Das Schweizer Fernsehen hat eine Sendung erfunden, die einer alten Neigung von mir nachgeht: In „Tonspur, der Soundtrack meines Lebens“ wird sich 30 Minuten Gedanken um die Playlist eines Prominenten gemacht. Man analysiert die jeweilige Persönlichkeit anhand der von ihr ausgewählten Titel, ohne dass man weiß, wer es ist. Eigentlich verabscheue ich Sendungen mit emotionalen Striptease und Quizshows sind auch nicht mein Ding, aber hier musste ich mitmachen. Der Musikgeschmack anderer Menschen hat mich schon immer interessiert. Zu sehen ist das jetzt in zehn Folgen immer Mittwochs um 22.25 auch auf 3 Sat.

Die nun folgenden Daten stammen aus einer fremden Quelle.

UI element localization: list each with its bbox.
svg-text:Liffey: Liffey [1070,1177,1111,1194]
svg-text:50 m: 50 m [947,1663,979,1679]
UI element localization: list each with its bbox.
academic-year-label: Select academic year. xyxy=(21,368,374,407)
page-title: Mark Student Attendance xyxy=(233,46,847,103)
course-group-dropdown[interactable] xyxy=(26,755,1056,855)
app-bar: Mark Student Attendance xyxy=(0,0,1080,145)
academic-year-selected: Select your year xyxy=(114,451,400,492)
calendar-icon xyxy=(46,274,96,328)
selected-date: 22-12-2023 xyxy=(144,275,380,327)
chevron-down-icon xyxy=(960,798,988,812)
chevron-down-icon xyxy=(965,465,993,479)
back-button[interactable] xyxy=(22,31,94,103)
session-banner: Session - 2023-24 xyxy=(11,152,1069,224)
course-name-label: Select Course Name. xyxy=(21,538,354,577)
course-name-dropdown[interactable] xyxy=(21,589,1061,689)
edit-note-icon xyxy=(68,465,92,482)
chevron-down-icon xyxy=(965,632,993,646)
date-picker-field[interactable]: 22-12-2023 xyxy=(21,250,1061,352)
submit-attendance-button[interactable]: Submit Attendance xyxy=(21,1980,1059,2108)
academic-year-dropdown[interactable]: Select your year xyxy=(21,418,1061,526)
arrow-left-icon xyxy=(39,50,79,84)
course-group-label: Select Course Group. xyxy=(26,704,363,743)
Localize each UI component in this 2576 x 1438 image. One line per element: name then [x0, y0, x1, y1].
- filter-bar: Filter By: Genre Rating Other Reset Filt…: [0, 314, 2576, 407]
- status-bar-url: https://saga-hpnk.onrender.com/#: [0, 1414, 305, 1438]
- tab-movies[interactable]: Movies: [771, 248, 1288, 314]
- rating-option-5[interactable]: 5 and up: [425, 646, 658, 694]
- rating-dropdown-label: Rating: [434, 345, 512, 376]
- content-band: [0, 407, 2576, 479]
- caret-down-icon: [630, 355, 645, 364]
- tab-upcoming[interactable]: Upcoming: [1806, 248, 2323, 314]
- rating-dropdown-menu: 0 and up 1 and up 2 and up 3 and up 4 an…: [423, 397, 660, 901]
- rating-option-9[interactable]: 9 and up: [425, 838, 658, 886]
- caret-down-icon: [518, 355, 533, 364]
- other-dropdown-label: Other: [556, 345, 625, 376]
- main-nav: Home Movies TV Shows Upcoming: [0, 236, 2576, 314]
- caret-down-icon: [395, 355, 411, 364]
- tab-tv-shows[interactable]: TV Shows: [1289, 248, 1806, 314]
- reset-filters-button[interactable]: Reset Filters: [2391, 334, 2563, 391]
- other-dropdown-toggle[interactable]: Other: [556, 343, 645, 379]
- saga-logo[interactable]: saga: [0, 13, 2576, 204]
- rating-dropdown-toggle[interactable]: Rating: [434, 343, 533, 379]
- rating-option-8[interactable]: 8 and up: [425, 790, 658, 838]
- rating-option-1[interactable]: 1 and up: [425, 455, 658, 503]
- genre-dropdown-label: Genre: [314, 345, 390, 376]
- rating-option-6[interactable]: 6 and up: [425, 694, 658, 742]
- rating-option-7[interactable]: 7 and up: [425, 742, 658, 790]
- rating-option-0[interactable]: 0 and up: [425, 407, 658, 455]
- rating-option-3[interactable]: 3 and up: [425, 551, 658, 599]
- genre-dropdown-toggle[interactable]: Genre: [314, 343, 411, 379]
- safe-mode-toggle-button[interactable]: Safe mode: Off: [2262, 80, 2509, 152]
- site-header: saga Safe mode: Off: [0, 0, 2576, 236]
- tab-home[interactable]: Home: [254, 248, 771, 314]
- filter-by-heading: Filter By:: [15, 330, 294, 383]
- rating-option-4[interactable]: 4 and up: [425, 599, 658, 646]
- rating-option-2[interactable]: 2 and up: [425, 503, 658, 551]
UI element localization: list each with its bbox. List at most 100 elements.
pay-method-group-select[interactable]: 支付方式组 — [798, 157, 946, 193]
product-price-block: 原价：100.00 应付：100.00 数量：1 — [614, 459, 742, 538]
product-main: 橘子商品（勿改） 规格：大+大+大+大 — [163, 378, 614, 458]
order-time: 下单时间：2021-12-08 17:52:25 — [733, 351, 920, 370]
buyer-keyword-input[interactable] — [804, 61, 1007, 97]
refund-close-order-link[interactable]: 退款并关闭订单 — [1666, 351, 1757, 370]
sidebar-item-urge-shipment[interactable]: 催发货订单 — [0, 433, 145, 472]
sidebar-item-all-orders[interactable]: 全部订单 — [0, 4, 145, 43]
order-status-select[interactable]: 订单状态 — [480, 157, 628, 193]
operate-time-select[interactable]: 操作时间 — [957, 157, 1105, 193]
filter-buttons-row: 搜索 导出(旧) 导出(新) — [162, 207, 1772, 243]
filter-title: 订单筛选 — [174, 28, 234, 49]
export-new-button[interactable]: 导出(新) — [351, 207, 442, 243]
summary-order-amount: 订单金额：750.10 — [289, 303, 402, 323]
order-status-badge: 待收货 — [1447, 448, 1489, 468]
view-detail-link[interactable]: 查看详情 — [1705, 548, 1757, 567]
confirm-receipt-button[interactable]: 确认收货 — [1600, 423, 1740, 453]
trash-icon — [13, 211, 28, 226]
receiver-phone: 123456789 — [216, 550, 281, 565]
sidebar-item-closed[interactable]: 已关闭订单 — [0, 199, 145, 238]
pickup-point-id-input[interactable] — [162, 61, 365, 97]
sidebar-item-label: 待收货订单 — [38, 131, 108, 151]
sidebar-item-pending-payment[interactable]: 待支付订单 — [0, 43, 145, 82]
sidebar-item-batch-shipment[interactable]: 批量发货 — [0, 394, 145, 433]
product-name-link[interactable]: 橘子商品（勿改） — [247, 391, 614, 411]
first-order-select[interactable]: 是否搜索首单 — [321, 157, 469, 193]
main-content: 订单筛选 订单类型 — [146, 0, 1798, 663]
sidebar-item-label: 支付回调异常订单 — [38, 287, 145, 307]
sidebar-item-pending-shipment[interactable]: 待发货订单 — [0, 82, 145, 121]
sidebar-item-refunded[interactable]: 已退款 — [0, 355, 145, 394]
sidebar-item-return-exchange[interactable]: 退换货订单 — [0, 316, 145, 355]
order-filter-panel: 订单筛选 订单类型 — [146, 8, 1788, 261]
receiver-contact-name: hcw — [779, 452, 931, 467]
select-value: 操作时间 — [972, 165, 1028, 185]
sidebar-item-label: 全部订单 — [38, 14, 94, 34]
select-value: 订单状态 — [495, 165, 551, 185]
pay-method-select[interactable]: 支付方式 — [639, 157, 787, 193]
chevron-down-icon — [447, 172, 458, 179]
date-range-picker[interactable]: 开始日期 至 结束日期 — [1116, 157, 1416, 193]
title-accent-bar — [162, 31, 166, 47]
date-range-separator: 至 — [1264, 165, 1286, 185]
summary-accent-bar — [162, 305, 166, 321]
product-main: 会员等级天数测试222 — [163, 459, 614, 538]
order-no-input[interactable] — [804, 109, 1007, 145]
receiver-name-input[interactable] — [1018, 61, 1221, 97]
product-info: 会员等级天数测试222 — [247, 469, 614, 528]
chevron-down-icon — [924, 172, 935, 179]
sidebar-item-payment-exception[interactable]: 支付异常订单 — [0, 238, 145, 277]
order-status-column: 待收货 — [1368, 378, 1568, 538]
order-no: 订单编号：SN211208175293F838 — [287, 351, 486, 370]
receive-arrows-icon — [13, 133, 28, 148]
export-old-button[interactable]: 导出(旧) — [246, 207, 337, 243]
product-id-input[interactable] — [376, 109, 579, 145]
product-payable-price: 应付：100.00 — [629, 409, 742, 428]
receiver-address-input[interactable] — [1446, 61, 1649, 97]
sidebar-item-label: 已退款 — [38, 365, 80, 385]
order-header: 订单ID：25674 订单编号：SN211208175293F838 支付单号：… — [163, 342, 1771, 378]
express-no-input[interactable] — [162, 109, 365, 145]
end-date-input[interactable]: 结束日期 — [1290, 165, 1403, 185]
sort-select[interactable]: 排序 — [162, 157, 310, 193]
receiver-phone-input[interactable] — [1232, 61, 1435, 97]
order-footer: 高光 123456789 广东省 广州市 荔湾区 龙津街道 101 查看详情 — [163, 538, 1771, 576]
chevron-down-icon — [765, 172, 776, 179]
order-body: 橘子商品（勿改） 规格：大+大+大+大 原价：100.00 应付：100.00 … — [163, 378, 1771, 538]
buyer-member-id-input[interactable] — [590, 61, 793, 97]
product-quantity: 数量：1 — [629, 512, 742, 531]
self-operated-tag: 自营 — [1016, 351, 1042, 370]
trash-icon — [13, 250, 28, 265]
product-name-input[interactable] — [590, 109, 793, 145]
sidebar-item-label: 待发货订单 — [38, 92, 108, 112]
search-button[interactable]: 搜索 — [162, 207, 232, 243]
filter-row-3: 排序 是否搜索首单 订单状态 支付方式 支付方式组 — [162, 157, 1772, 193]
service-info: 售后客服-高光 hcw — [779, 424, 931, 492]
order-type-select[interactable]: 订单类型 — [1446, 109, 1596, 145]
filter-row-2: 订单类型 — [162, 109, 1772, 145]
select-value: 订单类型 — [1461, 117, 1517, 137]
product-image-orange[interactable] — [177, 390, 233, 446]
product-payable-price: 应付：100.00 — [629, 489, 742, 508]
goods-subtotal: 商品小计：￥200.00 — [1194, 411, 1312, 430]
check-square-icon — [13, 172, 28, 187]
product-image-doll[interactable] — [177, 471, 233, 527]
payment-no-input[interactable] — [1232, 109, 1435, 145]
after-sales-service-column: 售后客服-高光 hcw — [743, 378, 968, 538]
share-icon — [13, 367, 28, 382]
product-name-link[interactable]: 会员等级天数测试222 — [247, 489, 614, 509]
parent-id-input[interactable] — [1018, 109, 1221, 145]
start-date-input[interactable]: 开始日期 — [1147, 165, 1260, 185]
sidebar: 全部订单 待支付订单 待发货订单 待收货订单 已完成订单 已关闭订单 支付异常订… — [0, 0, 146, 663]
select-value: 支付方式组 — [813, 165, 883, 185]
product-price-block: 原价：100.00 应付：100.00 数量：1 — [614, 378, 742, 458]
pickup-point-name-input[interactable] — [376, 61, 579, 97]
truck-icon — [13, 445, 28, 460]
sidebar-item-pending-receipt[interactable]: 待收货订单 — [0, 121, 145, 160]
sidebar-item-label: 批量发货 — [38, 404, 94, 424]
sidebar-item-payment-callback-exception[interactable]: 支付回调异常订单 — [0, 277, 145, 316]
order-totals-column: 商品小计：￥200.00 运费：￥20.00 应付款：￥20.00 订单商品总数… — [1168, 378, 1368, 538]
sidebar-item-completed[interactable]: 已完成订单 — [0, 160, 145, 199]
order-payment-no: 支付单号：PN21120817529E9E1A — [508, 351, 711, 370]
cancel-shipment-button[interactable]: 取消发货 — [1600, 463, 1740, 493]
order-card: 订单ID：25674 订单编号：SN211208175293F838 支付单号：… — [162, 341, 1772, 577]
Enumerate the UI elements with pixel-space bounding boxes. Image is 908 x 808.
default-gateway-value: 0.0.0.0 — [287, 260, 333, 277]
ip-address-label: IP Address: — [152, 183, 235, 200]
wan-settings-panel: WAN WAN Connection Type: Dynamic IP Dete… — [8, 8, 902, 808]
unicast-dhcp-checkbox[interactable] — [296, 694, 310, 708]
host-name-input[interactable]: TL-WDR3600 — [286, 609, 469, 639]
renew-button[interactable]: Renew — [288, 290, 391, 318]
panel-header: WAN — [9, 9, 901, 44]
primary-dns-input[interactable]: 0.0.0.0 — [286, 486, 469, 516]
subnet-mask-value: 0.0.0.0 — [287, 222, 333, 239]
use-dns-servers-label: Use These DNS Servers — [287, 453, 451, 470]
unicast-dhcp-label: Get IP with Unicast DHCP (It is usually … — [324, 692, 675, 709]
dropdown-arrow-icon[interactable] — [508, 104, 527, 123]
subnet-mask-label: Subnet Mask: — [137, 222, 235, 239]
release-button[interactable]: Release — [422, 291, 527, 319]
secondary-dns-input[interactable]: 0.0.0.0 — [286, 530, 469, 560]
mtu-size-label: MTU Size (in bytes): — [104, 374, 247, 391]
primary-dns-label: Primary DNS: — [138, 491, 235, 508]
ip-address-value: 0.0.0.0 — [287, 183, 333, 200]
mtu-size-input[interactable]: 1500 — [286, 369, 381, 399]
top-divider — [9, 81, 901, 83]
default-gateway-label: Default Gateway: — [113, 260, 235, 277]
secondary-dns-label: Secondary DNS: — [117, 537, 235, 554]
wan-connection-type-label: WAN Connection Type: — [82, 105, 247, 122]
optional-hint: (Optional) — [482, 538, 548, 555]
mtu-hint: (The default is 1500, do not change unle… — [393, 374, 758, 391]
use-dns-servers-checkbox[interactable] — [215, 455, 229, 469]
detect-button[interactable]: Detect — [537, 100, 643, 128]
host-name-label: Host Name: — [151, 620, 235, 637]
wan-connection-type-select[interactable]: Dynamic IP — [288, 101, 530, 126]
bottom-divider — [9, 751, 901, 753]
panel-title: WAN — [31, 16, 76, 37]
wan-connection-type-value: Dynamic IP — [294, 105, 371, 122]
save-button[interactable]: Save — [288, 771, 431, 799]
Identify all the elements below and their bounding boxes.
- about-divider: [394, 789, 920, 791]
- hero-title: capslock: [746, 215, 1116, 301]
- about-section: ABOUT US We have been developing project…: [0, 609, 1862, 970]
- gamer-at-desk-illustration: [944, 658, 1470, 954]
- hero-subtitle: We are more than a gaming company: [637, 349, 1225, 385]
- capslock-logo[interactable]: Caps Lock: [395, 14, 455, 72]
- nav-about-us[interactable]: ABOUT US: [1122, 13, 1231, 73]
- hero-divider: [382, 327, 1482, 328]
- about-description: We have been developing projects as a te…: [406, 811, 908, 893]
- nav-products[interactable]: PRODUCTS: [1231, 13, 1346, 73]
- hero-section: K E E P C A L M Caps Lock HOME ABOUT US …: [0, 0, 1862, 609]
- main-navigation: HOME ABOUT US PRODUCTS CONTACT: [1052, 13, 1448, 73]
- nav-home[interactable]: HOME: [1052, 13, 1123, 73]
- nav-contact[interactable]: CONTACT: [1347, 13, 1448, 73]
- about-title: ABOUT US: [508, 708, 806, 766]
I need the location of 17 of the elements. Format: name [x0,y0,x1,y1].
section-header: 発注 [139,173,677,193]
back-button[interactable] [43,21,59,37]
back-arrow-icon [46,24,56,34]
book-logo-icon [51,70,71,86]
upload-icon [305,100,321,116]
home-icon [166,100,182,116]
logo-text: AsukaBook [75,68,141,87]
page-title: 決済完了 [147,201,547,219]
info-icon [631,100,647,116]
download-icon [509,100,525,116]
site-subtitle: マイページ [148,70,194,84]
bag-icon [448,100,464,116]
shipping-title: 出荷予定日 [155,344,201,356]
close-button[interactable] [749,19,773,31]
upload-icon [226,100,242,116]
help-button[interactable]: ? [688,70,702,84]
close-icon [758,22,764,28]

Ich war auch früher schon notorisch neugierig. Betrat ich ein Mädchenzimmer, schaute ich mich erstmal ordentlich um. Klar, hing da ein großes Pferdeposter, brauchte man nicht weiter suchen: Als Junge wusste man, dass man jetzt nach Hause gehen kann. War die Liebe der Gastgeberin nicht auf Vierbeiner konzentriert, so gab die meist kleine Plattensammlung die wichtigsten, ersten Informationen. Sie wurde inspiziert, sobald sie Chips, Cola oder was auch immer aus der elterlichen Küche holen ging. Stieß man dabei zum Beispiel auf Barclay James Harvest, Tina Turner oder Toto war das eine klare Warnung, nicht zu viel Energie in die neue Bekanntschaft zu investieren: Dies würde keine lange Beziehung werden können.
Musik sagt mehr über einen Menschen aus, als so manchem recht ist. Der Gang zum Bücherregal ist bereits für jeden Gast hoch interessant. Allerdings hat sich der Gastgeber ganz bewusst mit dem beschäftigt was hier steht. Anders als Musik kommt Literatur nicht mal so nebenbei im Büro, auf Partys oder im Fahrstuhl daher. Man kann etwas im Hintergrund hören, aber nicht im Hintergrund lesen. Wer liest, hat immer auch eine Entscheidung getroffen. Das Bücherregal sagt deshalb mehr über die Wünsche denn die Wirklichkeit des jeweiligen Menschen aus.
Klar, eine Playlist, die den Soundtrack des Lebens darstellen soll, ist auch bewusst ausgesucht. Die Basis ist aber Musik, die sublimste aller Kunstformen, die sich in der eigenen Sammlung manifestiert hat. Ich gehe selbst bei einem abgefeimten Prominenten nicht davon aus, dass er etwas nennt, was er nicht auch selbst zu Hause im Plattenregal stehen, oder zumindest als File auf dem eignen Rechner hat. Insofern sagen die acht bis zehn Titel viel aus, manchmal auch Schockierendes.
Dass ein Schweizer Medienmacher eine Playlist hinlegt, die so auch in einem Mainstreamradio laufen könnte, überrascht genauso wenig, wie die geschmackvolle Auswahl eines Berliner Bandleaders und Literaten. Verzweifeln kann man aber hingegen, wenn ein Elektronik Pionier wie Yellos Boris Blank Black Eyed Peas „I’ve Got a Feeling“ auswählt, „weil der Einstieg so spannend ist“, oder den Klischee beladenen Steppenwolf-Titel „Born To Be Wild“ als Aufbruchssignal einer Generation verklärt. Wollte er uns, die ihn anhand der Liste analysieren, vorführen, oder interessieren ihn wirklich nur die Sounds und seinem Partner Dieter Meier die Inhalte?
„Tonspur, der Soundtrack meines Lebens“ gibt mir teilweise Rätsel auf, lässt mich Musik und die Persönlichkeiten, die sie ausgewählt haben, neu entdecken. Das finde ich spannend und etwas im Fernsehen spannend zu finden, ist mir außerhalb von Fußballwelt- oder Europameisterschaften schon lange nicht mehr gelungen.